第12話 レティシアと帰り道

 良い宴であった。

 始まる前にはソフィアに脱がされかかって大変な目にあったけど、お弁当は美味しいし、みんなは優しいし。率直に言って楽しかった。

 お酒も楽しかったんだけど、最後に飲んだサボテン酒が良くなかった。不味いんじゃないけど、相性が悪いんだろうね。

 アイちゃんもマリーもソフィアも、ちょっと酔いがひどい。少し醒ましてから帰ろうと、救護室で寝かせている。ちなみに救護室はゾンビだらけだった。介護のみなさんご苦労様。

 地が強い私も酔っている自覚はあるので、涼しい風に当たろうと土手を歩いている。

 まだまだ夜は始まったばかり、土手の桜は少しライトアップされて幻想的だ。みんな楽しそうだね。

 

 桜の列が切れる辺りまで歩いてきたらコツコツと音が聞こえるのに気が付いた。

 これは、土を掘る音だ。昔よく聞いていたから分かる。枯れちゃったブドウの木を、お父さんが掘って……。


 いつの間にか、木にもたれて寝てしまっていた。何だっけ?

 コツコツ

 そうだ掘っている音。

 相当酔っているのか狭くなった視界で音の出所を探る。

 おじさんが桜の木の根本の土を掘っていた。

 駄目だと思うんだけど。いくら酔っぱらっていてもやったらアカン事がある!ただでさえ酔っ払いは世間の心証悪いんだからさ!

「おじさん、駄目だよ穴掘っちゃ」

 おじさんは掘り返す手を止めて私の方をギョロリと見た。でもなんの興味もなさそうにまた穴を掘りだす。

 うわ~完全に変質者だ。

 こういう時の正解の対応は、公園の管理者を呼ぶとか警察に連絡するとかだ。でも私も酔っぱらいの端くれ、アルコールを正義のパワーに変えて悪を裁く!

「駄目だよ、桜さんが痛がってるよ。おじさん、めっ

 、めだよ~」

 おじさんは掘り返す手を止めて私の方をギョロリと見た。

「アンタ……酔ってるのか」

 って当たり前だろ?これが酔ってるように見えないなんて、あんたも相当飲んでるな。

「悪いことは言わない。早く帰って、今夜のことは忘れるんだ」

 それきりおじさんは興味なさそうにまた穴を掘りだす。

 これ恫喝ってやつよ。犯罪者確定。私はさらなる余罪を引き出すため、カマをかけてやることにした。

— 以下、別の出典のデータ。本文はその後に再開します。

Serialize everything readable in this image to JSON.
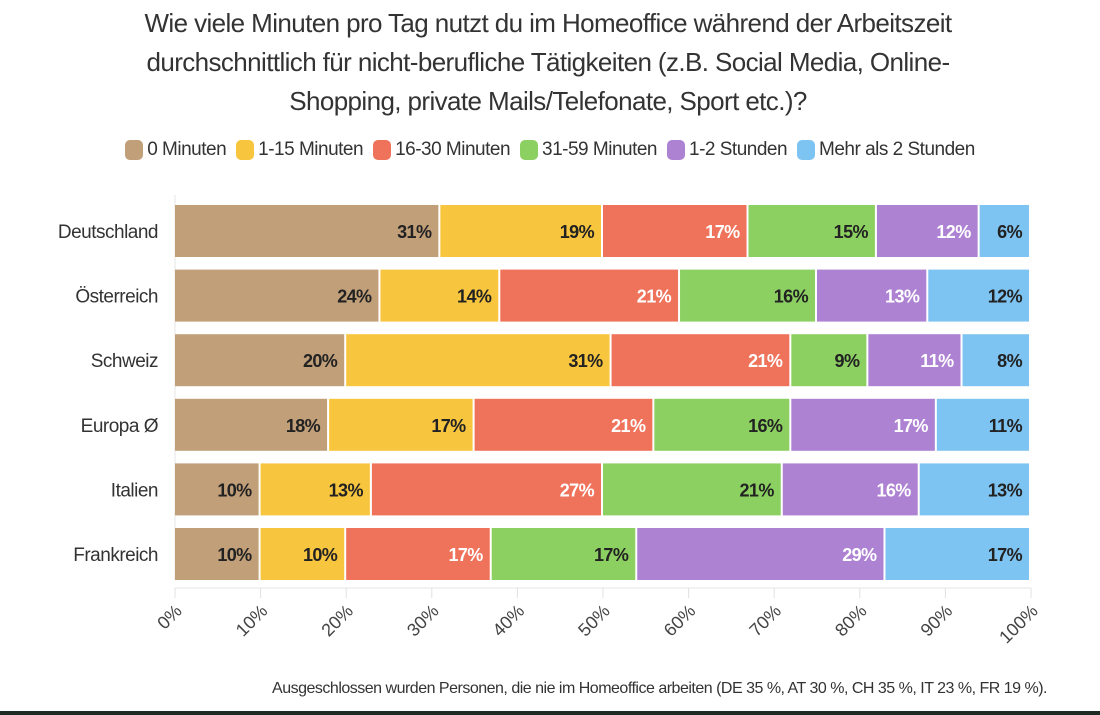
{
  "chart_data": {
    "type": "bar",
    "orientation": "horizontal",
    "stacked": true,
    "title": "Wie viele Minuten pro Tag nutzt du im Homeoffice während der Arbeitszeit durchschnittlich für nicht-berufliche Tätigkeiten (z.B. Social Media, Online-Shopping, private Mails/Telefonate, Sport etc.)?",
    "title_lines": [
      "Wie viele Minuten pro Tag nutzt du im Homeoffice während der Arbeitszeit",
      "durchschnittlich für nicht-berufliche Tätigkeiten (z.B. Social Media, Online-",
      "Shopping, private Mails/Telefonate, Sport etc.)?"
    ],
    "categories": [
      "Deutschland",
      "Österreich",
      "Schweiz",
      "Europa Ø",
      "Italien",
      "Frankreich"
    ],
    "series": [
      {
        "name": "0 Minuten",
        "color": "#c19f79",
        "label_color": "#222222",
        "values": [
          31,
          24,
          20,
          18,
          10,
          10
        ]
      },
      {
        "name": "1-15 Minuten",
        "color": "#f8c53f",
        "label_color": "#222222",
        "values": [
          19,
          14,
          31,
          17,
          13,
          10
        ]
      },
      {
        "name": "16-30 Minuten",
        "color": "#ef735b",
        "label_color": "#ffffff",
        "values": [
          17,
          21,
          21,
          21,
          27,
          17
        ]
      },
      {
        "name": "31-59 Minuten",
        "color": "#8dd062",
        "label_color": "#222222",
        "values": [
          15,
          16,
          9,
          16,
          21,
          17
        ]
      },
      {
        "name": "1-2 Stunden",
        "color": "#ae82d3",
        "label_color": "#ffffff",
        "values": [
          12,
          13,
          11,
          17,
          16,
          29
        ]
      },
      {
        "name": "Mehr als 2 Stunden",
        "color": "#7ec4f2",
        "label_color": "#222222",
        "values": [
          6,
          12,
          8,
          11,
          13,
          17
        ]
      }
    ],
    "xlim": [
      0,
      100
    ],
    "x_ticks": [
      "0%",
      "10%",
      "20%",
      "30%",
      "40%",
      "50%",
      "60%",
      "70%",
      "80%",
      "90%",
      "100%"
    ],
    "value_suffix": "%",
    "legend_position": "top",
    "grid": false,
    "footnote": "Ausgeschlossen wurden Personen, die nie im Homeoffice arbeiten (DE 35 %, AT 30 %, CH 35 %, IT 23 %, FR 19 %)."
  }
}
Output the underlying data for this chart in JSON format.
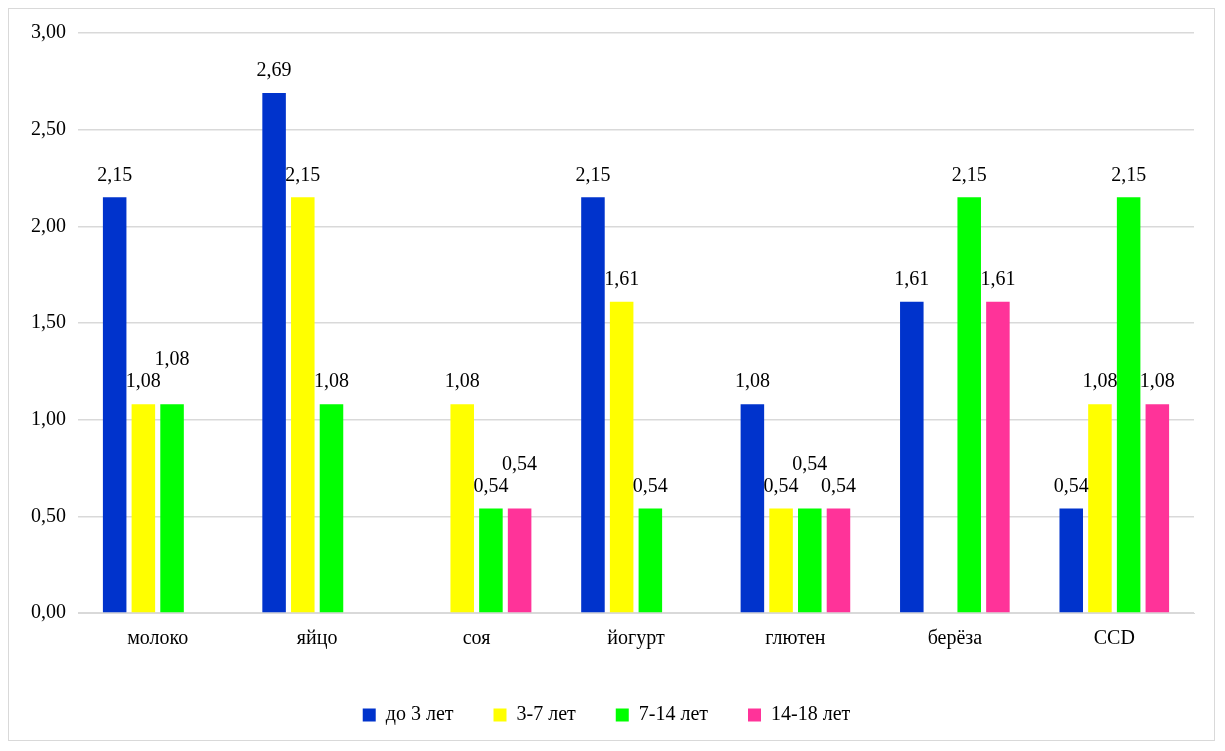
{
  "chart_data": {
    "type": "bar",
    "categories": [
      "молоко",
      "яйцо",
      "соя",
      "йогурт",
      "глютен",
      "берёза",
      "CCD"
    ],
    "series": [
      {
        "name": "до 3 лет",
        "color": "#0033cc",
        "values": [
          2.15,
          2.69,
          null,
          2.15,
          1.08,
          1.61,
          0.54
        ],
        "value_labels": [
          "2,15",
          "2,69",
          null,
          "2,15",
          "1,08",
          "1,61",
          "0,54"
        ]
      },
      {
        "name": "3-7 лет",
        "color": "#ffff00",
        "values": [
          1.08,
          2.15,
          1.08,
          1.61,
          0.54,
          null,
          1.08
        ],
        "value_labels": [
          "1,08",
          "2,15",
          "1,08",
          "1,61",
          "0,54",
          null,
          "1,08"
        ]
      },
      {
        "name": "7-14 лет",
        "color": "#00ff00",
        "values": [
          1.08,
          1.08,
          0.54,
          0.54,
          0.54,
          2.15,
          2.15
        ],
        "value_labels": [
          "1,08",
          "1,08",
          "0,54",
          "0,54",
          "0,54",
          "2,15",
          "2,15"
        ]
      },
      {
        "name": "14-18 лет",
        "color": "#ff3399",
        "values": [
          null,
          null,
          0.54,
          null,
          0.54,
          1.61,
          1.08
        ],
        "value_labels": [
          null,
          null,
          "0,54",
          null,
          "0,54",
          "1,61",
          "1,08"
        ]
      }
    ],
    "ylim": [
      0,
      3
    ],
    "yticks": [
      {
        "value": 0,
        "label": "0,00"
      },
      {
        "value": 0.5,
        "label": "0,50"
      },
      {
        "value": 1,
        "label": "1,00"
      },
      {
        "value": 1.5,
        "label": "1,50"
      },
      {
        "value": 2,
        "label": "2,00"
      },
      {
        "value": 2.5,
        "label": "2,50"
      },
      {
        "value": 3,
        "label": "3,00"
      }
    ],
    "grid": "y",
    "legend": "bottom"
  }
}
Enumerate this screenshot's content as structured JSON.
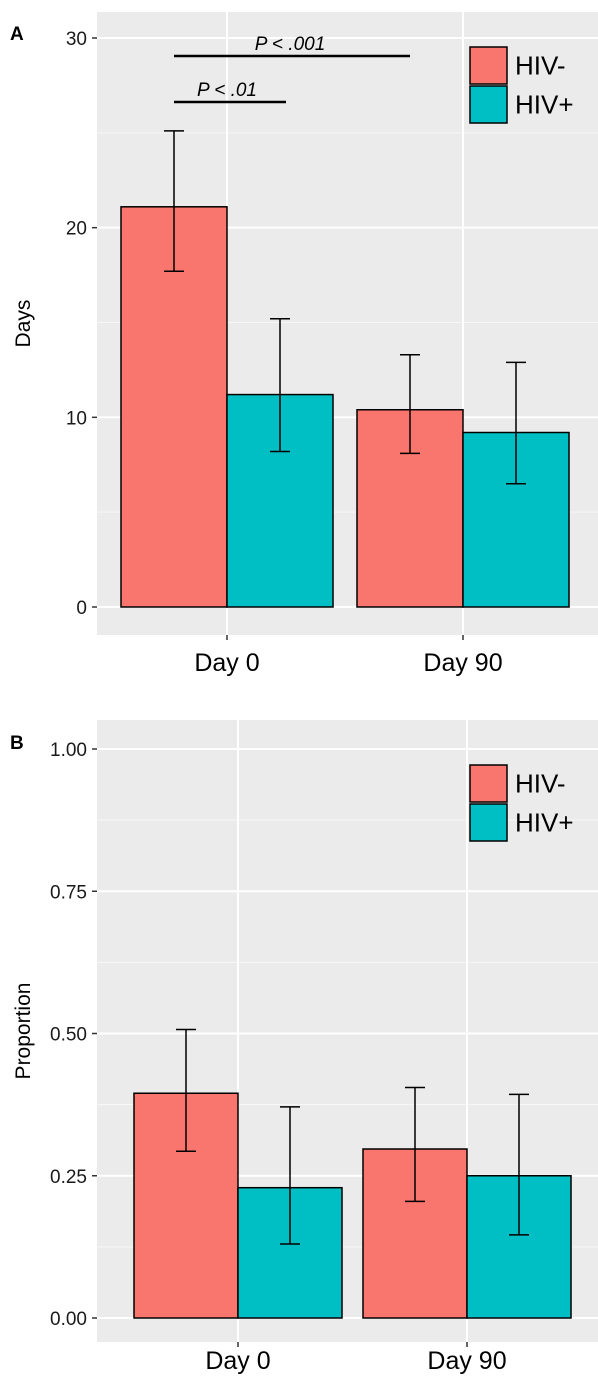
{
  "chart_data": [
    {
      "panel": "A",
      "type": "bar",
      "ylabel": "Days",
      "categories": [
        "Day 0",
        "Day 90"
      ],
      "ylim": [
        0,
        30
      ],
      "yticks": [
        0,
        10,
        20,
        30
      ],
      "series": [
        {
          "name": "HIV-",
          "color": "#F8766D",
          "values": [
            21.1,
            10.4
          ],
          "err_low": [
            17.7,
            8.1
          ],
          "err_high": [
            25.1,
            13.3
          ]
        },
        {
          "name": "HIV+",
          "color": "#00BFC4",
          "values": [
            11.2,
            9.2
          ],
          "err_low": [
            8.2,
            6.5
          ],
          "err_high": [
            15.2,
            12.9
          ]
        }
      ],
      "annotations": [
        {
          "text": "P < .01",
          "from": "Day 0 HIV-",
          "to": "Day 0 HIV+"
        },
        {
          "text": "P < .001",
          "from": "Day 0 HIV-",
          "to": "Day 90 HIV-"
        }
      ],
      "legend": "top-right",
      "grid": true
    },
    {
      "panel": "B",
      "type": "bar",
      "ylabel": "Proportion",
      "categories": [
        "Day 0",
        "Day 90"
      ],
      "ylim": [
        0,
        1
      ],
      "yticks": [
        0,
        0.25,
        0.5,
        0.75,
        1
      ],
      "ytick_labels": [
        "0.00",
        "0.25",
        "0.50",
        "0.75",
        "1.00"
      ],
      "series": [
        {
          "name": "HIV-",
          "color": "#F8766D",
          "values": [
            0.395,
            0.297
          ],
          "err_low": [
            0.293,
            0.205
          ],
          "err_high": [
            0.507,
            0.405
          ]
        },
        {
          "name": "HIV+",
          "color": "#00BFC4",
          "values": [
            0.229,
            0.25
          ],
          "err_low": [
            0.13,
            0.146
          ],
          "err_high": [
            0.371,
            0.393
          ]
        }
      ],
      "legend": "top-right",
      "grid": true
    }
  ]
}
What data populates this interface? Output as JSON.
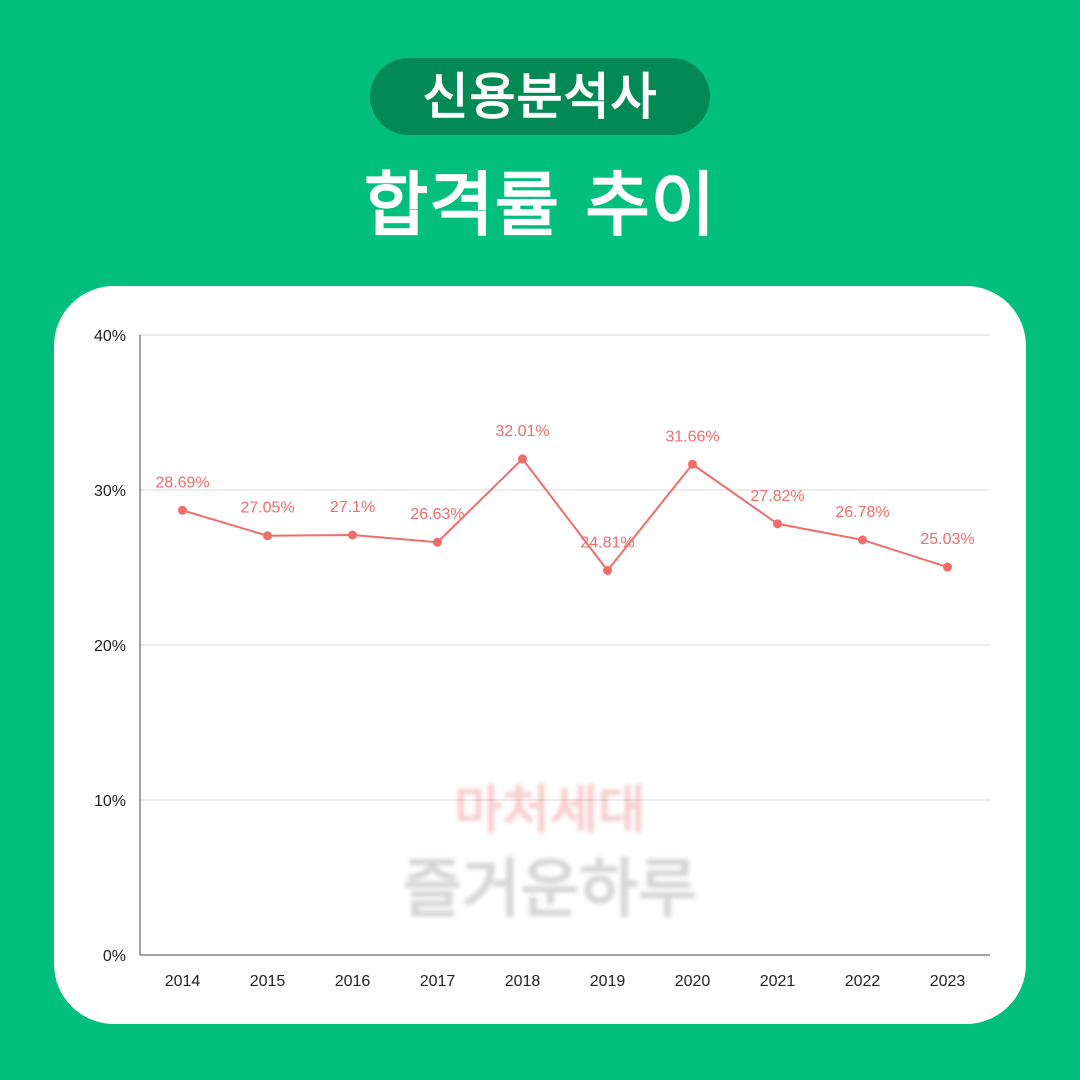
{
  "header": {
    "badge_label": "신용분석사",
    "title": "합격률 추이"
  },
  "watermark": {
    "line1": "마처세대",
    "line2": "즐거운하루"
  },
  "colors": {
    "background": "#02bf7e",
    "badge": "#038a54",
    "card": "#ffffff",
    "series": "#f26c6a",
    "gridline": "#d9d9d9"
  },
  "chart_data": {
    "type": "line",
    "title": "",
    "xlabel": "",
    "ylabel": "",
    "grid": true,
    "legend": "none",
    "ylim": [
      0,
      40
    ],
    "y_ticks": [
      0,
      10,
      20,
      30,
      40
    ],
    "y_tick_labels": [
      "0%",
      "10%",
      "20%",
      "30%",
      "40%"
    ],
    "categories": [
      "2014",
      "2015",
      "2016",
      "2017",
      "2018",
      "2019",
      "2020",
      "2021",
      "2022",
      "2023"
    ],
    "series": [
      {
        "values": [
          28.69,
          27.05,
          27.1,
          26.63,
          32.01,
          24.81,
          31.66,
          27.82,
          26.78,
          25.03
        ],
        "labels": [
          "28.69%",
          "27.05%",
          "27.1%",
          "26.63%",
          "32.01%",
          "24.81%",
          "31.66%",
          "27.82%",
          "26.78%",
          "25.03%"
        ]
      }
    ]
  }
}
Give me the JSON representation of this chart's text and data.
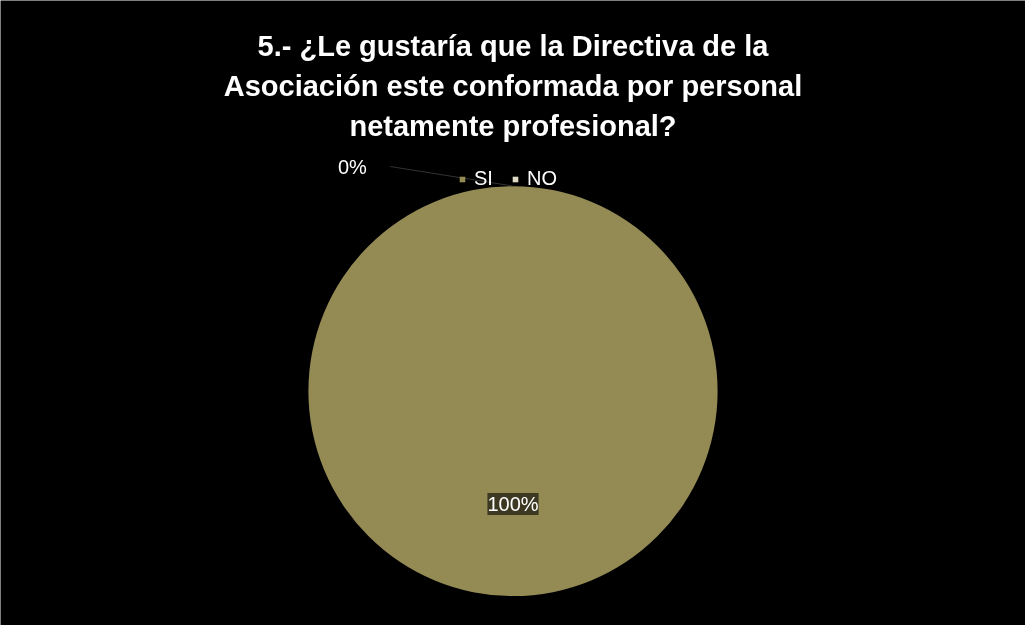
{
  "chart_data": {
    "type": "pie",
    "title": "5.- ¿Le gustaría que la Directiva de la Asociación este conformada por personal netamente profesional?",
    "categories": [
      "SI",
      "NO"
    ],
    "values": [
      100,
      0
    ],
    "colors": [
      "#948a54",
      "#ddd9c3"
    ],
    "value_labels": [
      "100%",
      "0%"
    ],
    "legend": "top"
  }
}
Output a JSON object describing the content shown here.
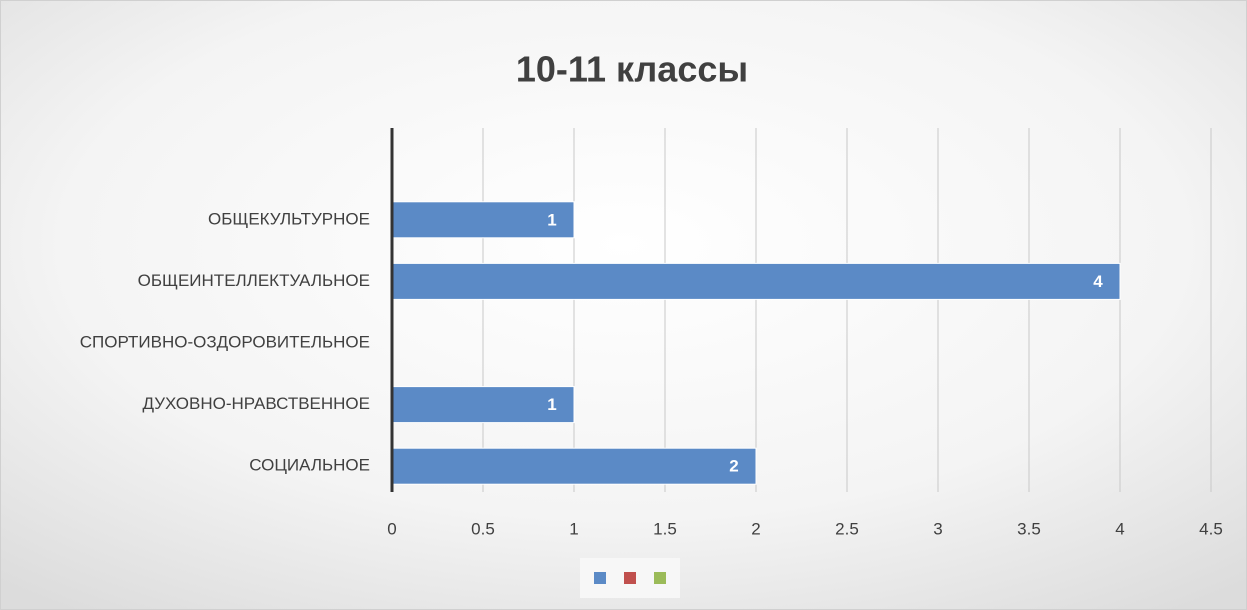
{
  "chart_data": {
    "type": "hbar",
    "title": "10-11 классы",
    "categories": [
      "ОБЩЕКУЛЬТУРНОЕ",
      "ОБЩЕИНТЕЛЛЕКТУАЛЬНОЕ",
      "СПОРТИВНО-ОЗДОРОВИТЕЛЬНОЕ",
      "ДУХОВНО-НРАВСТВЕННОЕ",
      "СОЦИАЛЬНОЕ"
    ],
    "series": [
      {
        "color": "#5b8ac6",
        "values": [
          1,
          4,
          null,
          1,
          2
        ]
      },
      {
        "color": "#c0504d",
        "values": [
          null,
          null,
          null,
          null,
          null
        ]
      },
      {
        "color": "#9bbb59",
        "values": [
          null,
          null,
          null,
          null,
          null
        ]
      }
    ],
    "xlim": [
      0,
      4.5
    ],
    "xticks": [
      0,
      0.5,
      1,
      1.5,
      2,
      2.5,
      3,
      3.5,
      4,
      4.5
    ],
    "grid": true
  }
}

「……桜の木の根本に、死体を埋めるって聞いたことある」

 おじさんは掘り返す手を止めて私の方をギョロリと見た。

「本当か?その話どこで聞いた……」

 あ、ヤバい?これ、大当たりだ!埋められちゃう!

「誰か勝手に埋めてねえだろうな……桜じゃないってのに……」

 また穴を掘り出す。

「やたらと分厚く土が被ってると思ったら、そう言うことか?」

 カチッ

 何か硬い物がスコップに当たった。状況的に人骨か。

「おー良かった?骨は出なかった。お嬢ちゃん、ビビらせてくれるなよ。もう時間無いからいくけどよ、ちゃんと忘れろよ」

 おじさんは掘り当てた金属製?の床の一部を、まるでタッチパネルを操作するように触る。すると人が通れるくらいの隙間がスライドして開いていき、中は計器のように点滅する光であふれていて……。

 私が覚えているのはそこまで。

 酔いがマシになったマリー達が捜しに来てくれて、私は目を覚ました。もう空が白み始めている。東は向こうか。

 おじさんが穴を掘っていた辺りには何もなく……いや、まるで木が根こそぎ持っていかれたような窪みがあった。

 おじさんはスコップを忘れていった。